CRICKET in the ACT has emerged from the COVID-impacted era in strong shape, with participation numbers increasing in the two seasons since the pandemic began.

The 2021-22 Australian Cricket census confirmed registered participation numbers in the region increased from 11k in 2020-21 to 12.4k in 2021-22, an increase of 12.8%. The numbers have also improved from the last non-COVID impacted year in 2019-20 when there were 12.1k registered participants, an increase of 2.5%.

Junior club cricket numbers also enjoyed a 14.6% per cent increase from 2020-21, and a 10.4% boost from the previous season, breaking the 2000 barrier (2042).

This compares favourably to the overall national figures, which have increased by five per cent (321,655 to 337,060).

Overall club cricket is up three per cent on last season, and up seven per cent on 2019-20.

Female participation continues to be the biggest growth area in the sport and remains a key strategic priority across all components of the game.

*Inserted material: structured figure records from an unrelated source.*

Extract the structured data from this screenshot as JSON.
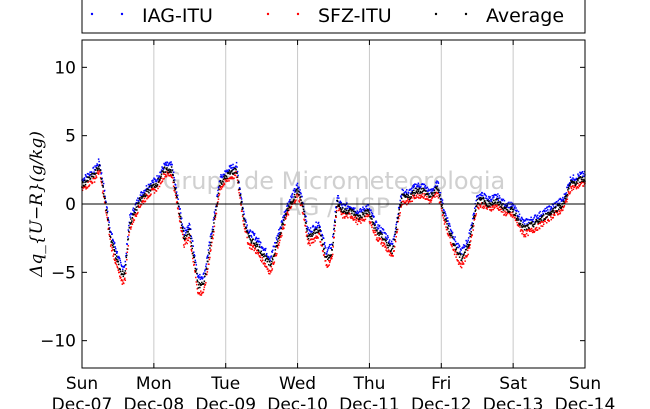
{
  "chart_data": {
    "type": "scatter",
    "ylabel": "Δq_{U−R}(g/kg)",
    "ylim": [
      -12,
      12
    ],
    "y_ticks": [
      -10,
      -5,
      0,
      5,
      10
    ],
    "xlim": [
      0,
      7
    ],
    "x_ticks": [
      {
        "day": "Sun",
        "date": "Dec-07"
      },
      {
        "day": "Mon",
        "date": "Dec-08"
      },
      {
        "day": "Tue",
        "date": "Dec-09"
      },
      {
        "day": "Wed",
        "date": "Dec-10"
      },
      {
        "day": "Thu",
        "date": "Dec-11"
      },
      {
        "day": "Fri",
        "date": "Dec-12"
      },
      {
        "day": "Sat",
        "date": "Dec-13"
      },
      {
        "day": "Sun",
        "date": "Dec-14"
      }
    ],
    "vertical_grid": true,
    "zero_line": true,
    "legend_position": "top (outside plot)",
    "series": [
      {
        "name": "IAG-ITU",
        "color": "#0000ff",
        "offset": 0.35
      },
      {
        "name": "SFZ-ITU",
        "color": "#ff0000",
        "offset": -0.35
      },
      {
        "name": "Average",
        "color": "#000000",
        "offset": 0
      }
    ],
    "average_profile": {
      "x": [
        0,
        0.18,
        0.24,
        0.3,
        0.4,
        0.55,
        0.6,
        0.66,
        0.8,
        0.92,
        1.04,
        1.15,
        1.25,
        1.42,
        1.5,
        1.62,
        1.7,
        1.82,
        1.92,
        2.04,
        2.15,
        2.25,
        2.32,
        2.4,
        2.5,
        2.62,
        2.74,
        2.85,
        3.0,
        3.06,
        3.15,
        3.3,
        3.4,
        3.48,
        3.55,
        3.62,
        3.75,
        3.85,
        3.98,
        4.1,
        4.2,
        4.32,
        4.45,
        4.55,
        4.65,
        4.75,
        4.85,
        4.95,
        5.05,
        5.15,
        5.22,
        5.28,
        5.38,
        5.5,
        5.58,
        5.65,
        5.78,
        5.88,
        6.0,
        6.15,
        6.28,
        6.42,
        6.55,
        6.7,
        6.8,
        6.88,
        6.94,
        7.0
      ],
      "y": [
        1.4,
        2.2,
        2.8,
        1.0,
        -2.5,
        -5.2,
        -5.0,
        -1.5,
        0.2,
        1.0,
        1.5,
        2.5,
        2.5,
        -2.5,
        -2.0,
        -6.0,
        -5.8,
        -2.0,
        1.5,
        2.2,
        2.5,
        -1.0,
        -2.5,
        -2.8,
        -3.5,
        -4.5,
        -2.5,
        -0.5,
        1.0,
        0.2,
        -2.5,
        -1.8,
        -4.0,
        -3.5,
        0.2,
        -0.5,
        -0.5,
        -1.0,
        -0.5,
        -2.0,
        -2.5,
        -3.5,
        0.5,
        0.5,
        1.0,
        1.0,
        0.5,
        1.2,
        -1.0,
        -2.5,
        -3.5,
        -4.0,
        -3.0,
        0.2,
        0.3,
        0.0,
        0.2,
        -0.3,
        -0.5,
        -1.8,
        -1.5,
        -1.0,
        -0.5,
        0.0,
        1.5,
        1.6,
        1.8,
        1.8
      ]
    }
  },
  "watermark": {
    "line1": "Grupo de Micrometeorologia",
    "line2": "IAG / USP"
  }
}
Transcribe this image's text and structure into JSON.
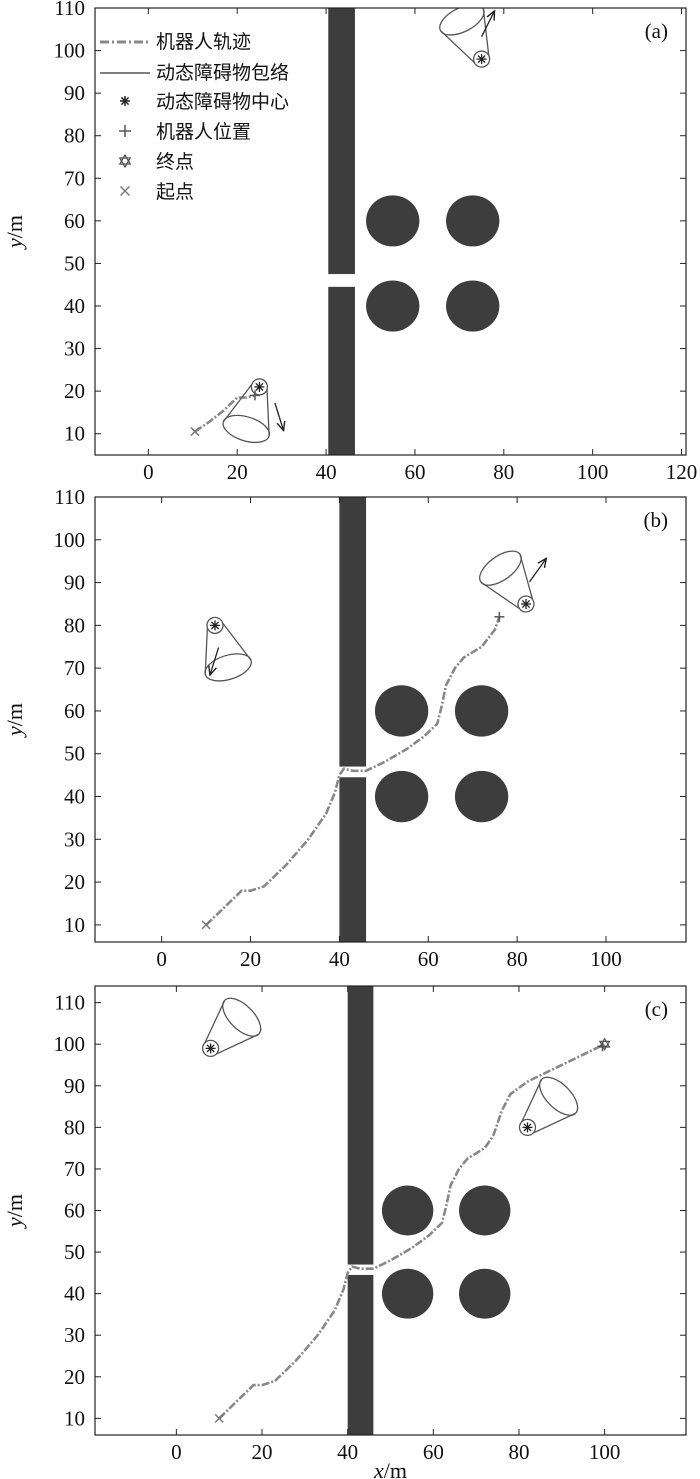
{
  "figure": {
    "x_axis_label": "x",
    "y_axis_label": "y",
    "axis_unit": "/m"
  },
  "legend": [
    {
      "label": "机器人轨迹",
      "marker": "dash-dot-line"
    },
    {
      "label": "动态障碍物包络",
      "marker": "solid-line"
    },
    {
      "label": "动态障碍物中心",
      "marker": "asterisk"
    },
    {
      "label": "机器人位置",
      "marker": "plus"
    },
    {
      "label": "终点",
      "marker": "hexagram"
    },
    {
      "label": "起点",
      "marker": "x-cross"
    }
  ],
  "colors": {
    "static_obstacle": "#3d3d3d",
    "trajectory": "#888888",
    "envelope": "#555555",
    "axes": "#222222"
  },
  "chart_data": [
    {
      "type": "scatter",
      "panel_label": "(a)",
      "xlim": [
        -12,
        121
      ],
      "ylim": [
        5,
        110
      ],
      "xticks": [
        0,
        20,
        40,
        60,
        80,
        100,
        120
      ],
      "yticks": [
        10,
        20,
        30,
        40,
        50,
        60,
        70,
        80,
        90,
        100,
        110
      ],
      "static_obstacles": {
        "walls": [
          {
            "x0": 40.5,
            "x1": 46.5,
            "y0": 47.5,
            "y1": 110
          },
          {
            "x0": 40.5,
            "x1": 46.5,
            "y0": 5,
            "y1": 44.5
          }
        ],
        "circles": [
          {
            "cx": 55,
            "cy": 60,
            "r": 6
          },
          {
            "cx": 73,
            "cy": 60,
            "r": 6
          },
          {
            "cx": 55,
            "cy": 40,
            "r": 6
          },
          {
            "cx": 73,
            "cy": 40,
            "r": 6
          }
        ]
      },
      "trajectory": {
        "x": [
          10.5,
          14,
          17,
          20,
          22,
          24
        ],
        "y": [
          10.5,
          13,
          15.5,
          18.5,
          18.5,
          19
        ]
      },
      "start": {
        "x": 10.5,
        "y": 10.5
      },
      "goal": null,
      "robot_position": {
        "x": 24,
        "y": 19
      },
      "dynamic_obstacles": [
        {
          "center": {
            "x": 25,
            "y": 21
          },
          "heading": {
            "dx": 2.5,
            "dy": 8
          }
        },
        {
          "center": {
            "x": 75,
            "y": 98
          },
          "heading": {
            "dx": 3.5,
            "dy": -7
          }
        }
      ]
    },
    {
      "type": "scatter",
      "panel_label": "(b)",
      "xlim": [
        -15,
        118
      ],
      "ylim": [
        6,
        110
      ],
      "xticks": [
        0,
        20,
        40,
        60,
        80,
        100
      ],
      "yticks": [
        10,
        20,
        30,
        40,
        50,
        60,
        70,
        80,
        90,
        100,
        110
      ],
      "static_obstacles": {
        "walls": [
          {
            "x0": 40,
            "x1": 46,
            "y0": 47,
            "y1": 110
          },
          {
            "x0": 40,
            "x1": 46,
            "y0": 6,
            "y1": 44.5
          }
        ],
        "circles": [
          {
            "cx": 54,
            "cy": 60,
            "r": 6
          },
          {
            "cx": 72,
            "cy": 60,
            "r": 6
          },
          {
            "cx": 54,
            "cy": 40,
            "r": 6
          },
          {
            "cx": 72,
            "cy": 40,
            "r": 6
          }
        ]
      },
      "trajectory": {
        "x": [
          10,
          14,
          18,
          20,
          23,
          28,
          33,
          37,
          39,
          40,
          41,
          43,
          46,
          50,
          55,
          59,
          62,
          63,
          64,
          66,
          68,
          72,
          75,
          76
        ],
        "y": [
          10,
          14,
          18,
          18,
          19,
          24,
          30,
          36,
          41,
          45,
          46.5,
          46,
          46,
          48,
          51,
          54,
          57,
          61,
          66,
          70,
          72.5,
          75,
          79,
          82
        ]
      },
      "start": {
        "x": 10,
        "y": 10
      },
      "goal": null,
      "robot_position": {
        "x": 76,
        "y": 82
      },
      "dynamic_obstacles": [
        {
          "center": {
            "x": 12,
            "y": 80
          },
          "heading": {
            "dx": -2.5,
            "dy": 8
          }
        },
        {
          "center": {
            "x": 82,
            "y": 85
          },
          "heading": {
            "dx": 5,
            "dy": -7
          }
        }
      ]
    },
    {
      "type": "scatter",
      "panel_label": "(c)",
      "xlim": [
        -19,
        119
      ],
      "ylim": [
        6,
        114
      ],
      "xticks": [
        0,
        20,
        40,
        60,
        80,
        100
      ],
      "yticks": [
        10,
        20,
        30,
        40,
        50,
        60,
        70,
        80,
        90,
        100,
        110
      ],
      "static_obstacles": {
        "walls": [
          {
            "x0": 40,
            "x1": 46,
            "y0": 47,
            "y1": 114
          },
          {
            "x0": 40,
            "x1": 46,
            "y0": 6,
            "y1": 44.5
          }
        ],
        "circles": [
          {
            "cx": 54,
            "cy": 60,
            "r": 6
          },
          {
            "cx": 72,
            "cy": 60,
            "r": 6
          },
          {
            "cx": 54,
            "cy": 40,
            "r": 6
          },
          {
            "cx": 72,
            "cy": 40,
            "r": 6
          }
        ]
      },
      "trajectory": {
        "x": [
          10,
          14,
          18,
          20,
          23,
          28,
          33,
          37,
          39,
          40,
          41,
          43,
          46,
          50,
          55,
          59,
          62,
          63,
          64,
          66,
          68,
          72,
          74,
          76,
          78,
          82,
          88,
          94,
          100
        ],
        "y": [
          10,
          14,
          18,
          18,
          19,
          24,
          30,
          36,
          41,
          45,
          46.5,
          46,
          46,
          48,
          51,
          54,
          57,
          61,
          66,
          70,
          72.5,
          75,
          78,
          84,
          88,
          91,
          94,
          97,
          100
        ]
      },
      "start": {
        "x": 10,
        "y": 10
      },
      "goal": {
        "x": 100,
        "y": 100
      },
      "robot_position": {
        "x": 99.5,
        "y": 99.5
      },
      "dynamic_obstacles": [
        {
          "center": {
            "x": 8,
            "y": 99
          },
          "heading": null
        },
        {
          "center": {
            "x": 82,
            "y": 80
          },
          "heading": null
        }
      ]
    }
  ]
}
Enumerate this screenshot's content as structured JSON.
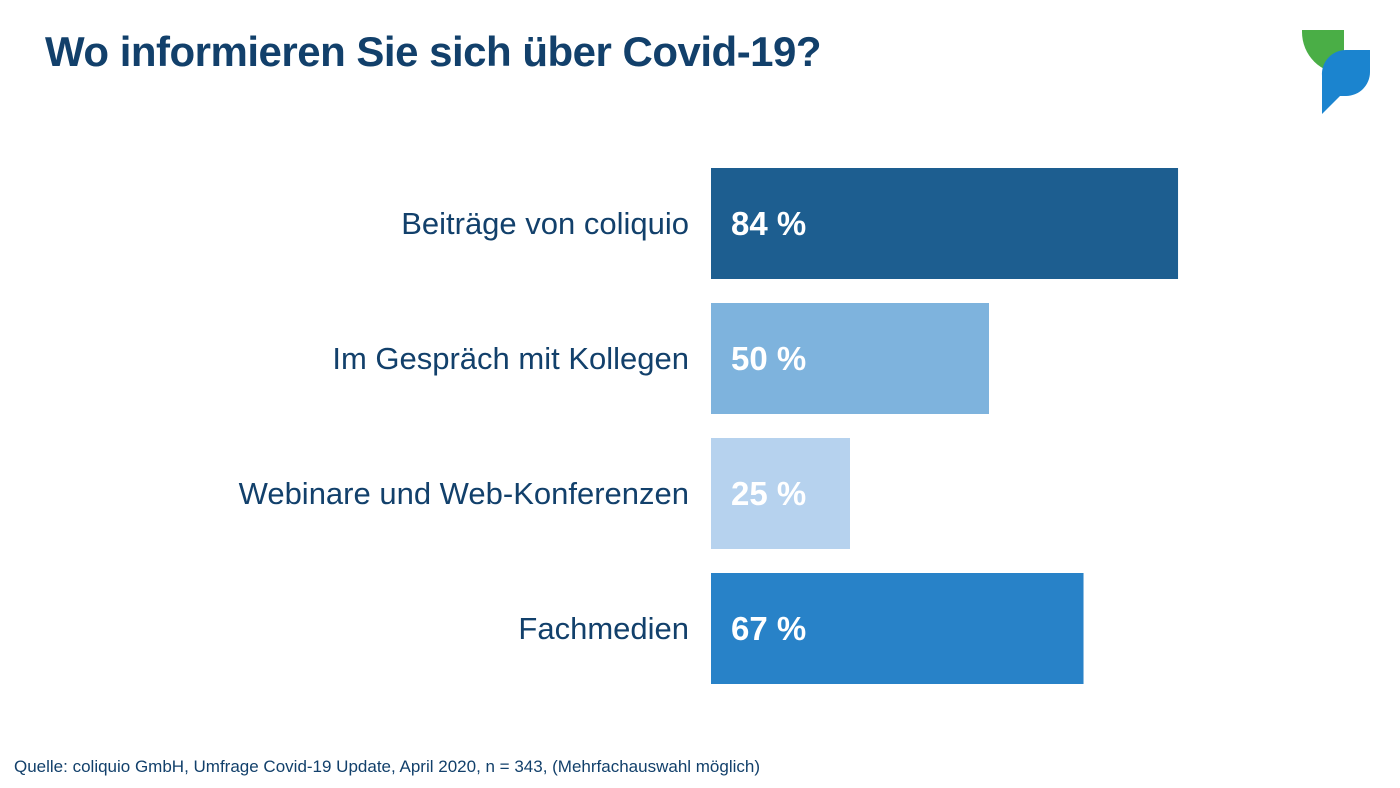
{
  "title": "Wo informieren Sie sich über Covid-19?",
  "source": "Quelle: coliquio GmbH, Umfrage Covid-19 Update, April 2020, n = 343, (Mehrfachauswahl möglich)",
  "logo": {
    "icon": "speech-bubble-logo-icon",
    "colors": [
      "#4aae46",
      "#1b84cf"
    ]
  },
  "chart_data": {
    "type": "bar",
    "orientation": "horizontal",
    "title": "Wo informieren Sie sich über Covid-19?",
    "categories": [
      "Beiträge von coliquio",
      "Im Gespräch mit Kollegen",
      "Webinare und Web-Konferenzen",
      "Fachmedien"
    ],
    "values": [
      84,
      50,
      25,
      67
    ],
    "value_labels": [
      "84 %",
      "50 %",
      "25 %",
      "67 %"
    ],
    "unit": "%",
    "xlim": [
      0,
      100
    ],
    "grid": false,
    "legend": "none",
    "colors": [
      "#1d5e90",
      "#7eb3dd",
      "#b6d2ee",
      "#2882c8"
    ]
  }
}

Overall numbers have increased to just over 2500 in the ACT, an increase of 218% from 2020-21 and 204% from 2019-20, with an increase in indoor cricket numbers responsible for much of the growth.

However, attracting first-time participants in the youngest five-to-12 age group has been identified as a key issue to address nation-wide, after participation in the entry level Woolworths Cricket Blast (WWCB) fell during this period.

This comes after severe disruptions to all community sport over the past two years, but data proves it’s far more difficult to attract new players to the game once they reach their teenage years.

This has created a challenge to ensure there is not a ‘missing generation’, and increased participation among five to 12-year-olds is a key component of Australian Cricket’s soon-to-be-released strategy.

While feedback of player experience remains high, retention levels are low, and a sharpened focus on supporting and developing entry-level coaches has been identified as a solution. A complete review of WWCB will also be undertaken, with recommendations from it then implemented.

Cricket ACT’s Head of Cricket, Stuart Karppinen, said the numbers overall are encouraging, as the sport looks to build further on another season expected to have few disruptions.

“After two years of COVID impact, albeit less significant than winter sports, it’s encouraging to see so many players returning to our game” he said.

“The growth in registered participation, the number of juniors and females of all ages playing the game and club cricket is a pleasing result as we begin to plan our seasons with more certainty after two years impacted by the pandemic.

"We are also focused on ensuring the numbers registering for the Woolworth Cricket Blast return to the upward trend the initiative enjoyed pre-pandemic.

“We look forward to helping Cricket Australia drive their strategy to make sure this is achieved in our region.”

James Allsopp, Cricket Australia Executive Manager of Community Cricket, said:

“It has been a challenging time for all sport, so we are particularly pleased that our retention rates remain strong and kids and teenagers are continuing to enjoy the benefits of cricket in large numbers.
 
“We are also extremely proud of the great work that is ensuring cricket is a Sport for All.  The sustained increases in female participation, particularly, continue to justify Cricket Australia’s strong investment in this area and the influence of the inspirational role models in the Australian Women's team and the Weber WBBL.
 
“At the same time, we are acutely aware that we need to attract more first-time players and their families to our sport. This is an integral part of CA’s strategic plan and we are working hard to ensure more people play the game so that community cricket has a healthy and sustainable long-term future.”